For a second, there was silence.

Then the cab filled with his deep, rich laughter, something else I’d never heard, something else I liked very much, and after it, he said, “She thought I should consider some upgrades.”

“Thought? Or nagged about it? Because she’s up-her-own-ass Bree and felt entitled to walk on furs and could feel a pea if it was placed between the mattress and box springs.”

“I’m a little scared of how much you don’t like a woman you’ve never met, babe,” he teased.

“Crashing out like she did on you, Hutch, is not okay.”

“Don’t I know it,” he muttered.

“Huh,” I huffed.

He chuckled.

Not as nice as his laugh, but still nice.

“Hope that coated, fried beef cutlet isn’t sitting in your gut so you don’t have enough energy for me, May,” he said.

“Oh, I’ll keep up with you Hutch Hutchison.”

His lips lifted his mustache in the dashboard light. “Right.”

In the end, I did keep up with him.

Though just barely.

Thursday, we took another break (because, seriously, I loved every minute, but the guy was breaking me!).
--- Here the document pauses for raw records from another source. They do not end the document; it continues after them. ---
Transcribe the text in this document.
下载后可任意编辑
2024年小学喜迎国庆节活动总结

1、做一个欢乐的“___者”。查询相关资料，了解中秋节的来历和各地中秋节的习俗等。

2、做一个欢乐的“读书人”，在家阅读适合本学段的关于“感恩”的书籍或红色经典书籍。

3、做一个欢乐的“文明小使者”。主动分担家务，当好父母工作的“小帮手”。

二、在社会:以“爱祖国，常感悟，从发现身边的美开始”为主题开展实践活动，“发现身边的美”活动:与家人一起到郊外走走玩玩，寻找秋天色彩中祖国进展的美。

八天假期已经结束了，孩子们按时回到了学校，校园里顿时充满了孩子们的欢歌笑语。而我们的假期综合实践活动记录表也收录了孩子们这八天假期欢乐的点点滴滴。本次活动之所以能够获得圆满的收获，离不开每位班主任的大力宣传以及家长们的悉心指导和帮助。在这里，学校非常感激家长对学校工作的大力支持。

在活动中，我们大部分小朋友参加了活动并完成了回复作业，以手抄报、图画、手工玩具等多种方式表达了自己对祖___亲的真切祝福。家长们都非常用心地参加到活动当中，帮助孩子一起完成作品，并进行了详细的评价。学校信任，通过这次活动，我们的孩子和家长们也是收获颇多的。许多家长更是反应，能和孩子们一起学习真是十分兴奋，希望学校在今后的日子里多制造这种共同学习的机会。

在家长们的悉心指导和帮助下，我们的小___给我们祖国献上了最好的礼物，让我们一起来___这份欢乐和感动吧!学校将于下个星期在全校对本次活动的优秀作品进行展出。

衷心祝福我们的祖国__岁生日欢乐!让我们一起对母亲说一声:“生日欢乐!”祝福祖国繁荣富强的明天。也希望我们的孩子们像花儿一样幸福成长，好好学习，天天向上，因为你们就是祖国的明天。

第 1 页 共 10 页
And Thursday, I learned Mrs. Matthews’s “landscaping team” was her son and two grandsons.

But Thursday night, I sent Hutch a picture of the fire I built (he’d taught me Wednesday night, before we got busy on my couch).

He not only dropped a thumbs up on my picture.

He texted, Nice.

It was.

He was.

This was.

And Abigail’s advice was perfect, because that whole week proved my idea of what Hutch and I should be was perfect.

But of course, for me, that kind of thing never lasted.